# You know you are too old to TOT when...



## Johnny Thunder (Feb 24, 2006)

You know you are too old to Trick or Treat when:

10. You get winded from knocking on the door.
9. You have to have a kid chew the candy for you.
8. You ask for high fiber candy only.
7. When someone drops a candy bar in your bag, you lose your balance and fall over.
6. People say: 'Great Boris Karloff Mask,' And you're not wearing a mask.
5. When the door opens you yell, 'Trick or...' And can't remember the rest.
4. By the end of the night, you have a bag full of restraining orders.
3. You have to carefully choose a costume that won't dislodge your hairpiece.
2. You're the only Power Ranger in the neighborhood with a walker.

And the number one reason you're too old to go Trick Or Treating...

1. You keep having to go home to pee.


----------



## debbie5 (Mar 2, 2007)

LOL....my eldest DD got braces last month and I offered to help her with the Halloween candy by chewing it for her.For some reason, she declined.


----------



## RoxyBlue (Oct 6, 2008)

You have to put on reading glasses to see how many calories and grams of fat are in the candy bar you just got.

And related to that - you actually CARE how many calories and grams of fat are in the candy bar you just got.


----------



## Night Watchman (Aug 15, 2009)

You have to drive to each house because your next-door-neighbours house is too far to walk to.


----------



## The Creepster (Sep 18, 2009)

When everyone tell's you how realistic your missing teeth look


----------



## RoxyBlue (Oct 6, 2008)

You have so many folds and wrinkles in your face that you don't need to wrap it with bandages to look like the Mummy


----------



## lewlew (Mar 15, 2006)

You only Trick or Treat at the houses with access ramps because you can't make it up the front steps.


----------



## RoxyBlue (Oct 6, 2008)

Your eyes are so clouded with cataracts that people think you're wearing special effects contact lenses


----------



## lewlew (Mar 15, 2006)

You look at the candy in your bag and remember when a candy bar cost a nickel.


----------



## Tralan (Sep 24, 2009)

When people tell you "you got that zombie costume down pat, even the rotting smell is perfect," when all you did was thrown on a jacket and some Old Spice...


----------



## DeathTouch (Sep 6, 2005)

You keep pulling out your teeth to scare people.

You are told that you can't use your mediacare to pay for your Dr.
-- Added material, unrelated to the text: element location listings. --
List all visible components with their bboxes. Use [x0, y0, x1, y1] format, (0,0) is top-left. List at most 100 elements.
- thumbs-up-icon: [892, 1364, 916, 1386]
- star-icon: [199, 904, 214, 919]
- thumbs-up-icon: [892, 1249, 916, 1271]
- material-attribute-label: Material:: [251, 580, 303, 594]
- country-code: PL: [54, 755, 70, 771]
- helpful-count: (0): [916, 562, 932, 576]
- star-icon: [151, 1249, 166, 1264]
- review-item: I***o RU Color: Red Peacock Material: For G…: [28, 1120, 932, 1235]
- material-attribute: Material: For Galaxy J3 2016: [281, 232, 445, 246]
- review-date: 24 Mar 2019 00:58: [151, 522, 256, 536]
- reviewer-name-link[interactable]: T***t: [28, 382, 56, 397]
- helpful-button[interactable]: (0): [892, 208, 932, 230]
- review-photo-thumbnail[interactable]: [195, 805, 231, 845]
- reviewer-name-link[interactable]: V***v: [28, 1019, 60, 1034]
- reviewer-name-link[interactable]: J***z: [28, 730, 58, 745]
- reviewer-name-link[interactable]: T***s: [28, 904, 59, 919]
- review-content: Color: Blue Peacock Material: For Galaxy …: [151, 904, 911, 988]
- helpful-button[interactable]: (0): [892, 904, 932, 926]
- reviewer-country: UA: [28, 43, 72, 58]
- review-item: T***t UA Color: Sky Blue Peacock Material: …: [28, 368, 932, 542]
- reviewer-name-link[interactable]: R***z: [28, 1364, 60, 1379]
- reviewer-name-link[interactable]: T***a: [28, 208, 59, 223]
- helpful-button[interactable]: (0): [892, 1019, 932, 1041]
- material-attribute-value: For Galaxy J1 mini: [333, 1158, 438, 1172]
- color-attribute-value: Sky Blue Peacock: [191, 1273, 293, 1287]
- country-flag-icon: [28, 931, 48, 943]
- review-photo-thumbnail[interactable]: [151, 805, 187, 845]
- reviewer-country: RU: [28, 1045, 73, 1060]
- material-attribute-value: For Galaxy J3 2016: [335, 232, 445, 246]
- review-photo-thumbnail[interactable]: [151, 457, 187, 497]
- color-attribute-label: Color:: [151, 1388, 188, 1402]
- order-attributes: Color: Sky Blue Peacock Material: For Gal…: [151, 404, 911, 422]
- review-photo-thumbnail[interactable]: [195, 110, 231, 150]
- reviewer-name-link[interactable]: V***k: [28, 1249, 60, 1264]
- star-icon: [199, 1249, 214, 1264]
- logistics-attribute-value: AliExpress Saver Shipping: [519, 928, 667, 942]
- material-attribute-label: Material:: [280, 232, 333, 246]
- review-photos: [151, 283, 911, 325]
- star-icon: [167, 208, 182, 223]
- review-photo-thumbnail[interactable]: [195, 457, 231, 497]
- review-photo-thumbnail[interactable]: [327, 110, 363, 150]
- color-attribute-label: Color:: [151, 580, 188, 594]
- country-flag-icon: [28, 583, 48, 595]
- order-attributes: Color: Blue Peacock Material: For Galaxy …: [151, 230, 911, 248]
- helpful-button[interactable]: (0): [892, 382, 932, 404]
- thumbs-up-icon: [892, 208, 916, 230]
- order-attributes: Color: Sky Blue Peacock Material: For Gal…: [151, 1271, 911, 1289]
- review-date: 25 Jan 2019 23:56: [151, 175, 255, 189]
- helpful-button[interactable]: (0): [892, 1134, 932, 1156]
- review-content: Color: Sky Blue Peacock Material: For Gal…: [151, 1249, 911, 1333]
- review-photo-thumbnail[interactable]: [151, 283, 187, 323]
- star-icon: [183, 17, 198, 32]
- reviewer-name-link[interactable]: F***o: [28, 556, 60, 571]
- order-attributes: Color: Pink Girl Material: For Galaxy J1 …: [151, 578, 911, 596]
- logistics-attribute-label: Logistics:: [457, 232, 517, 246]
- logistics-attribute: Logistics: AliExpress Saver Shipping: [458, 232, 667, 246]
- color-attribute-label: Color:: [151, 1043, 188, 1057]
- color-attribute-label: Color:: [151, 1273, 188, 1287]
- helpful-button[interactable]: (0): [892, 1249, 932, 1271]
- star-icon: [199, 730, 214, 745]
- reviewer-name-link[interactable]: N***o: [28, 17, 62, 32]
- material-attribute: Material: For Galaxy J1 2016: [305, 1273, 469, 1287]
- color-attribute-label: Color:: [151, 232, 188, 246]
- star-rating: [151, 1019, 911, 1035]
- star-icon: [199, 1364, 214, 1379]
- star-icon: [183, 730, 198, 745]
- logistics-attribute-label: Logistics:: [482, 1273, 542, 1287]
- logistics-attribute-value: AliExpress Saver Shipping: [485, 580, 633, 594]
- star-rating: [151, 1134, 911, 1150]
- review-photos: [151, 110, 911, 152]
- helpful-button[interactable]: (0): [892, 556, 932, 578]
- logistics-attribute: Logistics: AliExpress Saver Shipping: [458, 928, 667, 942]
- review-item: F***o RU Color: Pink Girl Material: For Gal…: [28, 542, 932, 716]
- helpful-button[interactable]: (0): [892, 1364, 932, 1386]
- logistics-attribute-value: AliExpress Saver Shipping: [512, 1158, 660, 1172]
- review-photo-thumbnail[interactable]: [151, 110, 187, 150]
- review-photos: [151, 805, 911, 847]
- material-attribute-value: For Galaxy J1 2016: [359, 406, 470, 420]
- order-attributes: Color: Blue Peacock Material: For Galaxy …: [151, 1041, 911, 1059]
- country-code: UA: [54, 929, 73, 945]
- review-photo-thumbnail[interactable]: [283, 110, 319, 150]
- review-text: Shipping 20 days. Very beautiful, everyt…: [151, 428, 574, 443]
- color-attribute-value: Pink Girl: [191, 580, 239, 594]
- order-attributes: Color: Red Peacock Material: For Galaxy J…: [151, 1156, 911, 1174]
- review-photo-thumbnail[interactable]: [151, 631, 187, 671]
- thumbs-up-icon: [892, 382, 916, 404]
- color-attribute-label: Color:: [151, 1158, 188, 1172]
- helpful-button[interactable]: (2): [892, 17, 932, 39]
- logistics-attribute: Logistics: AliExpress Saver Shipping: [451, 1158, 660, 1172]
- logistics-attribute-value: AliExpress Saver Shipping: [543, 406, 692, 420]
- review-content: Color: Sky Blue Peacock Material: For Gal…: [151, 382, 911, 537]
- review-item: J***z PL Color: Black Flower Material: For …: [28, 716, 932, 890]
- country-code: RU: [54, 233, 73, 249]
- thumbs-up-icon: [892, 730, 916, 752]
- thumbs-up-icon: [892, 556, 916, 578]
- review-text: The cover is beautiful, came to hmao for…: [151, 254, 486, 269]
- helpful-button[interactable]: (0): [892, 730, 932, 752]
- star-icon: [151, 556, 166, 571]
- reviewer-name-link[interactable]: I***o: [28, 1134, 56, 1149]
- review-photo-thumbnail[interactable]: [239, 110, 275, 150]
Costume.

Your kids go with you only for support.

You have to use a inhaler in between saying Trick or Treat.

TOTers don't get Senior discounts.

A hearse follows you.


----------



## The Creepster (Sep 18, 2009)

Try to pick up a pumpkin to smash...and you fall and break your hip....

The remote trigger for a prop throws your pace maker outta wack


----------



## The Archivist (May 31, 2009)

At the end of the season, your kids start to pack up your corpses while you're taking a nap and you find they have moved you to the storage bin by mistake.


----------



## Draik41895 (Oct 25, 2008)

What a lie!!!your never too old!!!!!


----------



## Haunted Bayou (Feb 16, 2007)

You yell, "trick or treat oy"
Your pillow case full of candy puts you in traction.
You have to use a scooter because your bunions are killing your feet.
You purchase an orthopedic costume.
The neighbors call the local nursing home to let them know about the escapee that is roaming the neighborhood.


----------



## RoxyBlue (Oct 6, 2008)

You keep going back to the same house because you forgot you had already been there


----------